You know how they say you can't judge a book from its cover? It's not true, because they always put the author's name on the front, and then you know if it's going to be good.

That's from my seven year old daughter, who said it to me last night as we were settling down to read. Already by the age of seven, she's worked out on her own that if the book's written by someone she's liked before, then she's Safe, but if it's by someone she hasn't heard of then it's a Risk.

This is not a comforting thought for a debut author, such as, for example, her Daddy.

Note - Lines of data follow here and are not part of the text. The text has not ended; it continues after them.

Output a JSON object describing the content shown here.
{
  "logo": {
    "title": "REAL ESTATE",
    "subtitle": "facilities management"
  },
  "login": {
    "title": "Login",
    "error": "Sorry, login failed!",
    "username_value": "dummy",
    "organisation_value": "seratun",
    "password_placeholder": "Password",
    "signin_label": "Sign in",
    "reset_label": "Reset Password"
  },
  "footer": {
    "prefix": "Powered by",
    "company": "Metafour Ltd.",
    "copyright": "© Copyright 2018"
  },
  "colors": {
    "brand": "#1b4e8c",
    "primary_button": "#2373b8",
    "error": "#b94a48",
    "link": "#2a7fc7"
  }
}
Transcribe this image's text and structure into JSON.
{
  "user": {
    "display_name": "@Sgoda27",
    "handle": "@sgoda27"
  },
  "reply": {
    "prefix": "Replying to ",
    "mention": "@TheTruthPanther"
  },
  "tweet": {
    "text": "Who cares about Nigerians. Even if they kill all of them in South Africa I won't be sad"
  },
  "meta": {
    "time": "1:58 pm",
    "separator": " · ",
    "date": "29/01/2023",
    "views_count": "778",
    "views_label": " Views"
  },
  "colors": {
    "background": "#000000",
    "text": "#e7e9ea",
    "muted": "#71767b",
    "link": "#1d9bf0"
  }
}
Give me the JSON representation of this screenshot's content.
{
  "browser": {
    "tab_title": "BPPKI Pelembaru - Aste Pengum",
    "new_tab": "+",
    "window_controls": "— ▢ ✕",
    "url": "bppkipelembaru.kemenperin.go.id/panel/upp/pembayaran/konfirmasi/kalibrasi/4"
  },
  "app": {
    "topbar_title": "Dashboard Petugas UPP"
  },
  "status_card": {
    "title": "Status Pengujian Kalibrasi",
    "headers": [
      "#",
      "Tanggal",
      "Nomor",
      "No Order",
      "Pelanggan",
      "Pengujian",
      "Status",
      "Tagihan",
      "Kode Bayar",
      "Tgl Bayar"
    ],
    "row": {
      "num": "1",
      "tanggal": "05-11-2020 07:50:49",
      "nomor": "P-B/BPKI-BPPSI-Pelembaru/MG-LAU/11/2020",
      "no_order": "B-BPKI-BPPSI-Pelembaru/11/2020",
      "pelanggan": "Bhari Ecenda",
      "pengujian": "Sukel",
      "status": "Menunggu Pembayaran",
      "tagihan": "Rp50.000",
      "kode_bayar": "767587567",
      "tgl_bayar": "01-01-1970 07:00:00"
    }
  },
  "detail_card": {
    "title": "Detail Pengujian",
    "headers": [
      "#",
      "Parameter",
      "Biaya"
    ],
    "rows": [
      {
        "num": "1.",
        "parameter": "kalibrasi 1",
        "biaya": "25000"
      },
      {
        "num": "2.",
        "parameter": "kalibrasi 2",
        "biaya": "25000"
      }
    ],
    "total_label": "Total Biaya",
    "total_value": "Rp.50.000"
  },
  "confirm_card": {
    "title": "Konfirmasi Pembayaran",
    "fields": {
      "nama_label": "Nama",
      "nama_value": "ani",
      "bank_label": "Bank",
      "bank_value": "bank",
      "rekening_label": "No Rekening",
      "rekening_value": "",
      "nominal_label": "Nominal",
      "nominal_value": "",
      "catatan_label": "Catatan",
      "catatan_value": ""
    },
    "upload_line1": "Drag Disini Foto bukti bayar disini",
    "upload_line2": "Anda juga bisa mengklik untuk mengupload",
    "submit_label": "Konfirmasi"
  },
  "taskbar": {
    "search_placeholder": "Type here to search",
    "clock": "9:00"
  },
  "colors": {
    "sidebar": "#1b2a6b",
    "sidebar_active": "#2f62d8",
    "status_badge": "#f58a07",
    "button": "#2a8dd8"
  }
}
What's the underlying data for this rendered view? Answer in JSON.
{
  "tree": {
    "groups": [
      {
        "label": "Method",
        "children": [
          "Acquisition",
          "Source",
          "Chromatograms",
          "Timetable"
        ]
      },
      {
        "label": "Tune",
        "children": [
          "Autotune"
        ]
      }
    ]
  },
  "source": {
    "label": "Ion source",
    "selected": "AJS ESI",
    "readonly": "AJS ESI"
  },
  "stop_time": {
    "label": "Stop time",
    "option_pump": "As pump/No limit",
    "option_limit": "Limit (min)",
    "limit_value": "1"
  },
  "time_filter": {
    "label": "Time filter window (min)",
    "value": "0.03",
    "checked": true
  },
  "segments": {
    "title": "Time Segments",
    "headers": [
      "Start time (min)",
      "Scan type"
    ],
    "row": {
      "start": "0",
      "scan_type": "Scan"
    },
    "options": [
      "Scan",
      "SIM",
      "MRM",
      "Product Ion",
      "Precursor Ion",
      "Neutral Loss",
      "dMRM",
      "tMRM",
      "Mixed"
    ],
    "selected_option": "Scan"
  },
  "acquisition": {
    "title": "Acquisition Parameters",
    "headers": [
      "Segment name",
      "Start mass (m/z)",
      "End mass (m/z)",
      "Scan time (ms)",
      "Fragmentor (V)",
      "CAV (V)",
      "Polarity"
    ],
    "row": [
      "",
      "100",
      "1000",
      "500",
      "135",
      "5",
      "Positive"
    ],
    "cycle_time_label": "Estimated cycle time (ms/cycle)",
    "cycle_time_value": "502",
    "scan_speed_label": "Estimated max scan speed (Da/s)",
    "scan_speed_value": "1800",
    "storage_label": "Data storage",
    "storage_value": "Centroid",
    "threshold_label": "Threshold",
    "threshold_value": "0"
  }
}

The book we held at the time had the magic name Linda Chapman on the front (of Unicorn and Stardust fame). My girls have been major contributors to Linda Chapman's retirement plan. They have a simple strategy. When they read a book they like they consume every other book by the same author with the sort of rapaciousness normally associated with plagues of locusts. When that author's been picked clean (and enriched, because we buy them all new) they move on to the next. The other huge winners in this game have been Daisy Meadows, who is code for Narinder Dhami, Sue Bentley, Linda Chapman (again!), and Sue Mongredien, and of course Enid Blyton.

So if you're a children's writer here's a winning strategy for you: write something kids like, and then don't stop.

It interests me that all these books seem to get dumped on by adult experts on a fairly regular basis, but that's not stopping them selling in lots of millions.


scaryazeri said...

I am only just toying with an idea of writing a book, and dreaming of turning my blog into one...but already I can see that getting a book deal is only one step in a million! and probably a step that will only lead to more it gonna sell? how many will sell? is anyone going to read it? if they do, and it is say a non-fiction, do you stick to something that sold, or do you try a novel next? Gosh...maybe I am better off not even trying. :)))

Meghan said...

True, but adults are always looking for something new and fresh and so as a new author since your novel is aimed at adults you've got nothing to worry about. :D

Mimzy said...

I remember that strategy! I still use it to a certain extent (anything by Susanna Clarke shall be bought without a moment's hesitation), but I've branched out into new directions as well.

If your kids like fantasy I would suggest the Artemis Fowl series by Eoin Colfer. Even though I'm legally an adult I still enjoy those books and there's six in the series so far. Just hold off buying them #6 for awhile since it recently came out and I think is only available in hardback

Gary Corby said...

Artemis Fowl is very good but for some reason didn't connect for them. I suspect Ann Martin's Main Street is going to be the next big winner, and also Jeanne Betancourt's Pony Pal books. Horses, you know. Horses, unicorns, fairies, magic. My wife's old Trixie Beldens are getting a work over too with the ten year old.

Yes Meghan, that's exactly the plan. That and a book tour which I'll be doing next year. I hope I get to meet lots of the people I know online.

Scary (does that count as a first name?), the best I can suggest is, try it! Getting an agent and/or a publisher is not exactly easy, but you don't know until you try. I've discovered the writer community is overwhelmingly friendly and supportive. I very strongly suggest reading the blogs and advice on the net from well-known agents and editors.

scaryazeri said...

Thank you, Gary. Yes, even in such a short space of time I noticed how friendly the writing community is. I had a lot of encouragement and advice already, which is just great. And you are right, definitely blogs with advice are good.
Speaking of which, if you know of any useful blogs I could follow, please do share! Even though I am in the UK, I am sure I will find a lot of interesting stuff. Thank you again.

Anthony said...

My kids are the exact same way. Every time a Warrior book gets printed, it winds its way to my house.

The author prints money in the basement.

Shadows said...

"When they read a book they like they consume every other book by the same author with the sort of rapaciousness normally associated with plagues of locusts."

I think that speaks for a lot of readers with ample time on their hands. Adorable blog post Gary.

Sha'el, Princess of Pixies said...

I still like the Oz books. My mom introduced me to them when I was very young. I have most of the original series, and a few of the later ones by other authors. Oz books are best read outloud.

My oldest daughter fell in love with Nancy Drew books. She has almost all of them from the original series through the illustrated novels. They're what turned her into a reader.

There are many neglected older childrens' series worth looking at, such as the Ruth Fielding series. I have bunches of old childrens' books. fun.

I liked the Series of Unfortunate Events books and the Spiderwick books.

Hey, I like my own book. Read it to them when they get old enough.

Come over and visit me on my blog again. Your comments are always welcome.

Gary Corby said...

You're right, Carrie. I remember from about the same age reading pretty much a book a day, and that's what they're doing. So I'm very pleased!

That raises the interesting point of boy-books vs girl-books, Anthony. You'd never find my two reading a Warrior book.